In 2003 President Bush was pushing for a war with Iraq. Like many others I saw no reason a war was needed - until the president revealed internal intelligence confirmed Iraq was developing weapons of mass destruction that could be used either directly or indirectly, through terrorists, against the US and other western countries. Reluctantly, given this assurance, I felt there was no choice but to proceed. European countries disputed this, but what can you expect from places who could freely piggyback on US strength, and were clearly out to take what advantage they could get. “Let's see what they say when we show them the actual weapons”, I thought with pleasure. After US swept through Iraq, and after “mission accomplished”, there was nothing found that the government could even pretend to spin as a WMD program. Later news reports indicated the internal intelligence “proving” weapon development was known to be questionable, at best, at the time it was cited.

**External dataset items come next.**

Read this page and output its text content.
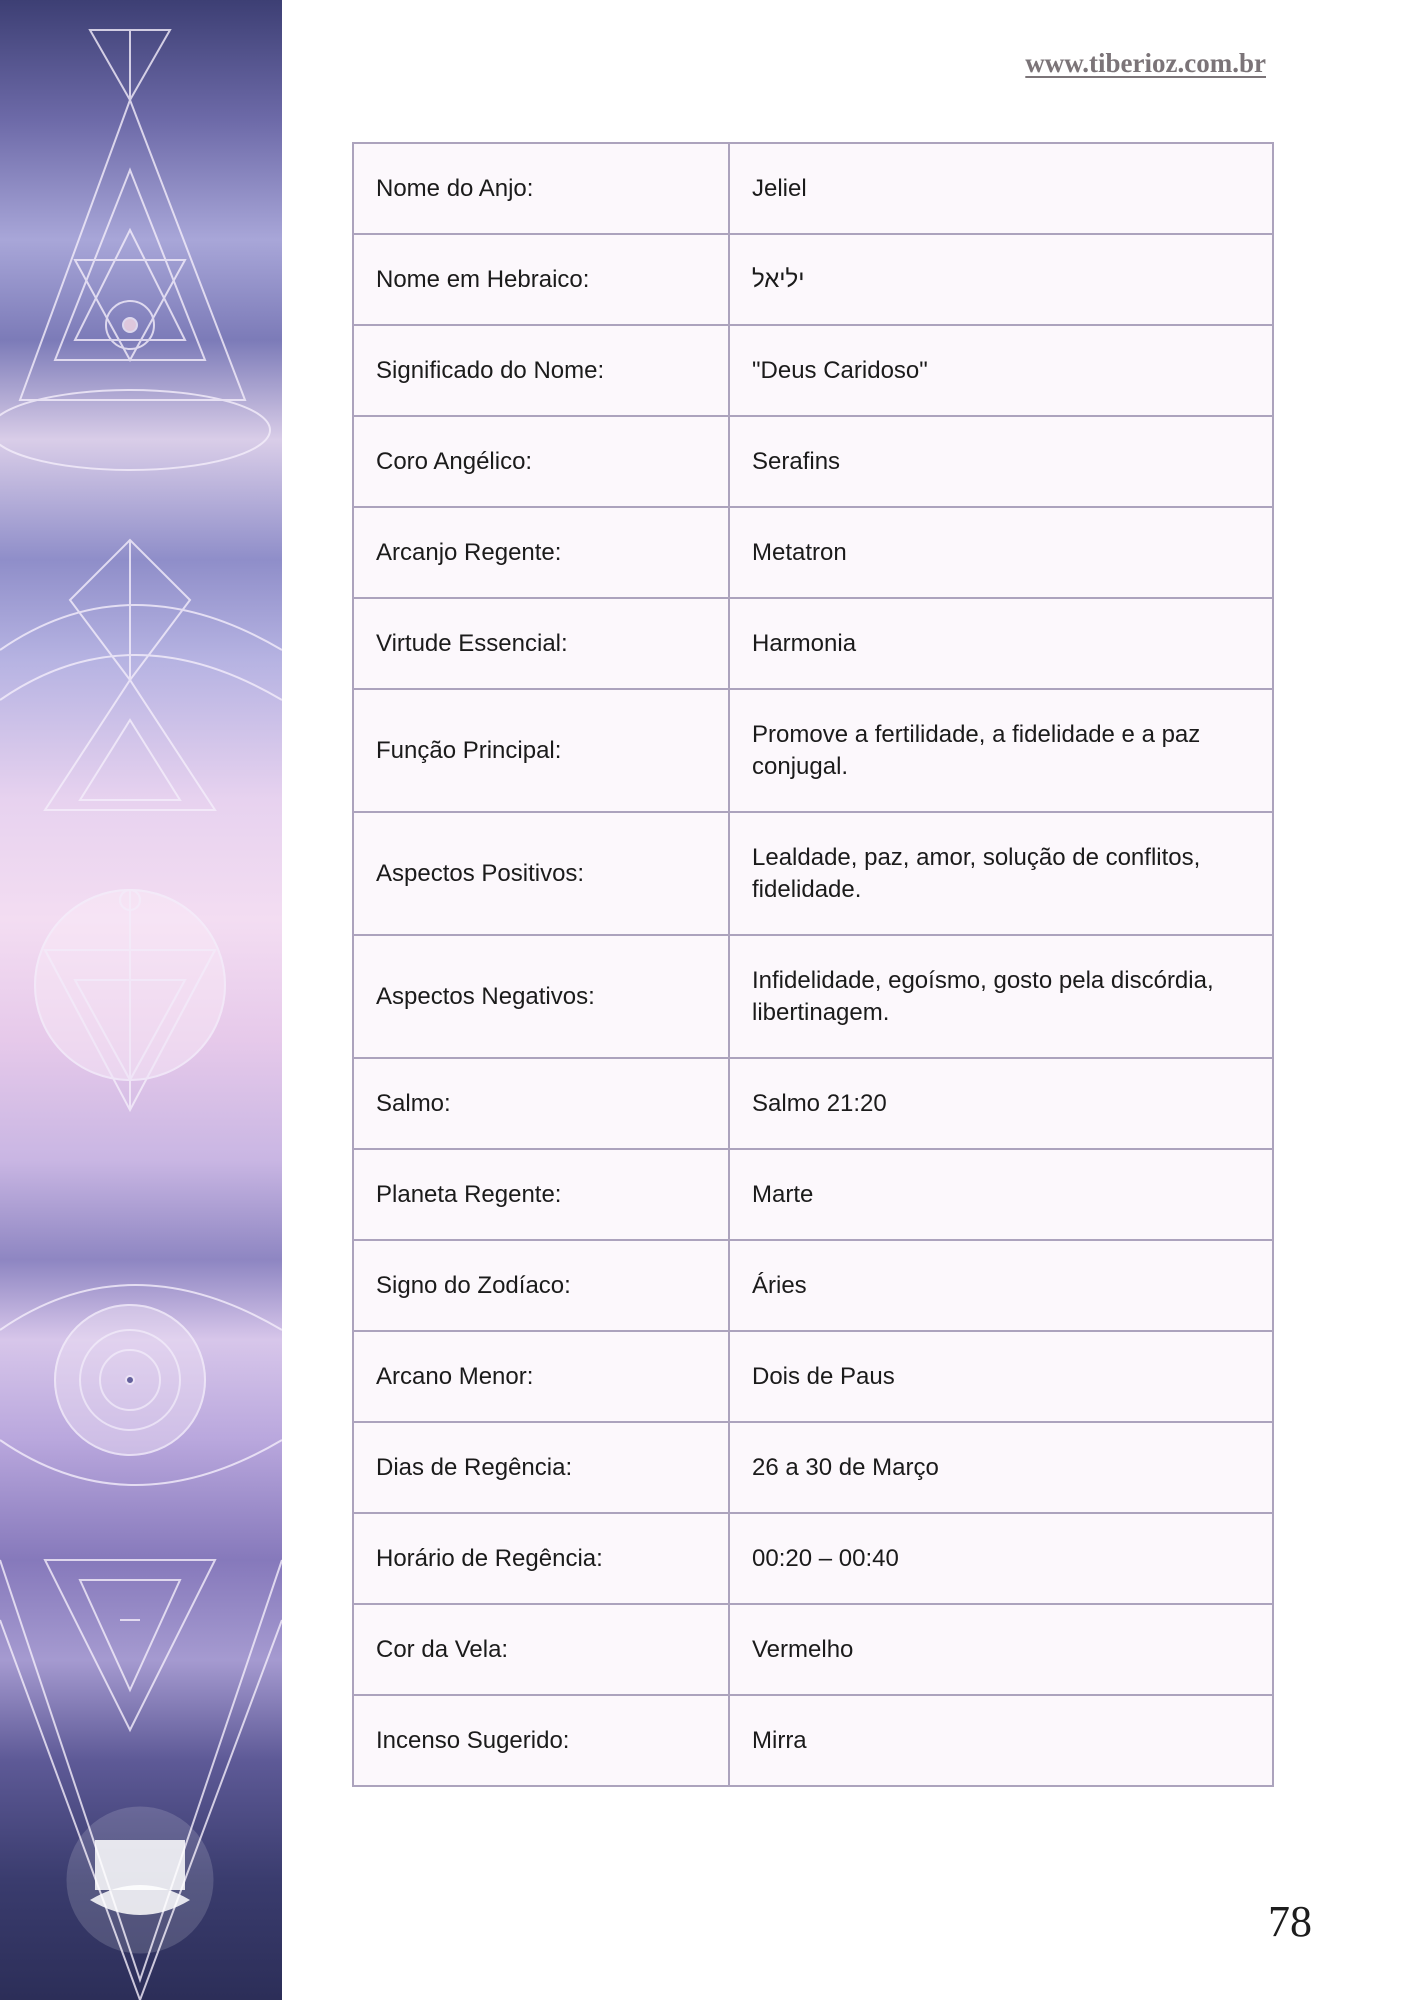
www.tiberioz.com.br
Nome do Anjo:	Jeliel
Nome em Hebraico:	יליאל
Significado do Nome:	"Deus Caridoso"
Coro Angélico:	Serafins
Arcanjo Regente:	Metatron
Virtude Essencial:	Harmonia
Função Principal:	Promove a fertilidade, a fidelidade e a paz conjugal.
Aspectos Positivos:	Lealdade, paz, amor, solução de conflitos, fidelidade.
Aspectos Negativos:	Infidelidade, egoísmo, gosto pela discórdia, libertinagem.
Salmo:	Salmo 21:20
Planeta Regente:	Marte
Signo do Zodíaco:	Áries
Arcano Menor:	Dois de Paus
Dias de Regência:	26 a 30 de Março
Horário de Regência:	00:20 – 00:40
Cor da Vela:	Vermelho
Incenso Sugerido:	Mirra
78
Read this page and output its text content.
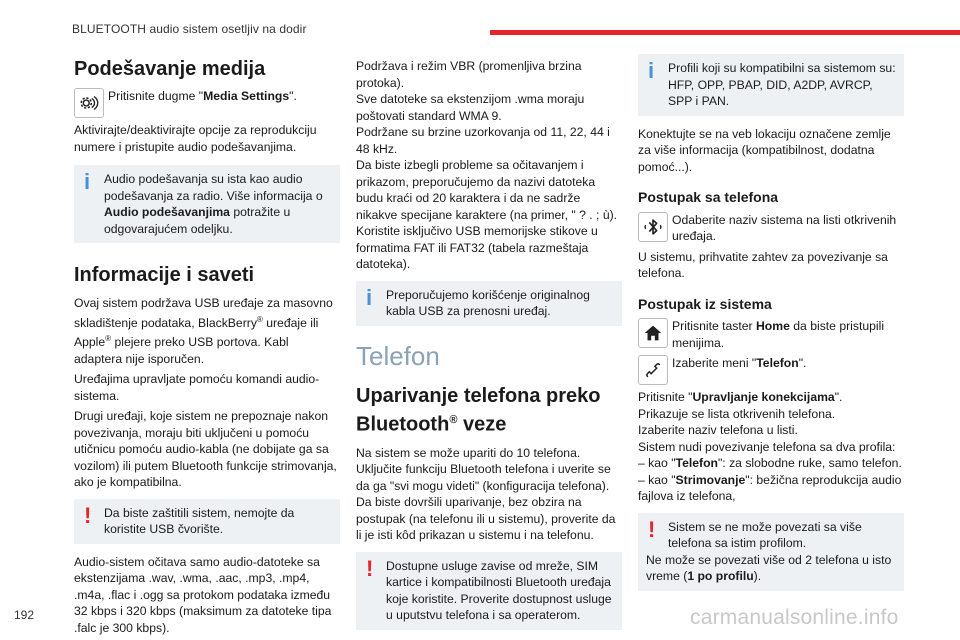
BLUETOOTH audio sistem osetljiv na dodir
Podešavanje medija
Pritisnite dugme "Media Settings".

Aktivirajte/deaktivirajte opcije za reprodukciju numere i pristupite audio podešavanjima.

i	Audio podešavanja su ista kao audio podešavanja za radio. Više informacija o Audio podešavanjima potražite u odgovarajućem odeljku.
Informacije i saveti

Ovaj sistem podržava USB uređaje za masovno skladištenje podataka, BlackBerry® uređaje ili Apple® plejere preko USB portova. Kabl adaptera nije isporučen.

Uređajima upravljate pomoću komandi audio-sistema.

Drugi uređaji, koje sistem ne prepoznaje nakon povezivanja, moraju biti uključeni u pomoću utičnicu pomoću audio-kabla (ne dobijate ga sa vozilom) ili putem Bluetooth funkcije strimovanja, ako je kompatibilna.

!	Da biste zaštitili sistem, nemojte da koristite USB čvorište.

Audio-sistem očitava samo audio-datoteke sa ekstenzijama .wav, .wma, .aac, .mp3, .mp4, .m4a, .flac i .ogg sa protokom podataka između 32 kbps i 320 kbps (maksimum za datoteke tipa .falc je 300 kbps).

Podržava i režim VBR (promenljiva brzina protoka).

Sve datoteke sa ekstenzijom .wma moraju poštovati standard WMA 9.

Podržane su brzine uzorkovanja od 11, 22, 44 i 48 kHz.

Da biste izbegli probleme sa očitavanjem i prikazom, preporučujemo da nazivi datoteka budu kraći od 20 karaktera i da ne sadrže nikakve specijane karaktere (na primer, " ? . ; ù).

Koristite isključivo USB memorijske stikove u formatima FAT ili FAT32 (tabela razmeštaja datoteka).

i	Preporučujemo korišćenje originalnog kabla USB za prenosni uređaj.
Telefon
Uparivanje telefona preko Bluetooth® veze

Na sistem se može upariti do 10 telefona.

Uključite funkciju Bluetooth telefona i uverite se da ga "svi mogu videti" (konfiguracija telefona).

Da biste dovršili uparivanje, bez obzira na postupak (na telefonu ili u sistemu), proverite da li je isti kôd prikazan u sistemu i na telefonu.

!	Dostupne usluge zavise od mreže, SIM kartice i kompatibilnosti Bluetooth uređaja koje koristite. Proverite dostupnost usluge u uputstvu telefona i sa operaterom.
i	Profili koji su kompatibilni sa sistemom su: HFP, OPP, PBAP, DID, A2DP, AVRCP, SPP i PAN.

Konektujte se na veb lokaciju označene zemlje za više informacija (kompatibilnost, dodatna pomoć...).

Postupak sa telefona
Odaberite naziv sistema na listi otkrivenih uređaja.

U sistemu, prihvatite zahtev za povezivanje sa telefona.

Postupak iz sistema
Pritisnite taster Home da biste pristupili menijima.
Izaberite meni "Telefon".

Pritisnite "Upravljanje konekcijama".

Prikazuje se lista otkrivenih telefona.

Izaberite naziv telefona u listi.

Sistem nudi povezivanje telefona sa dva profila:

– kao "Telefon": za slobodne ruke, samo telefon.

– kao "Strimovanje": bežična reprodukcija audio fajlova iz telefona,

!	Sistem se ne može povezati sa više telefona sa istim profilom.
Ne može se povezati više od 2 telefona u isto vreme (1 po profilu).
192	carmanualsonline.info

It’s ironic that at the same time the US was criticizing China for lying about its coronavirus numbers its representatives were lying about the value of masks. People who loudly trumpet American values often seem to have little faith in them in practice. The whole mask debacle shows perhaps many Americans do need to be tricked into acting responsibly because they will not do so on their own. But even more depressing is seeing a race to the bottom between self centered, clueless American citizens and a politically-motivated and manipulative United States government.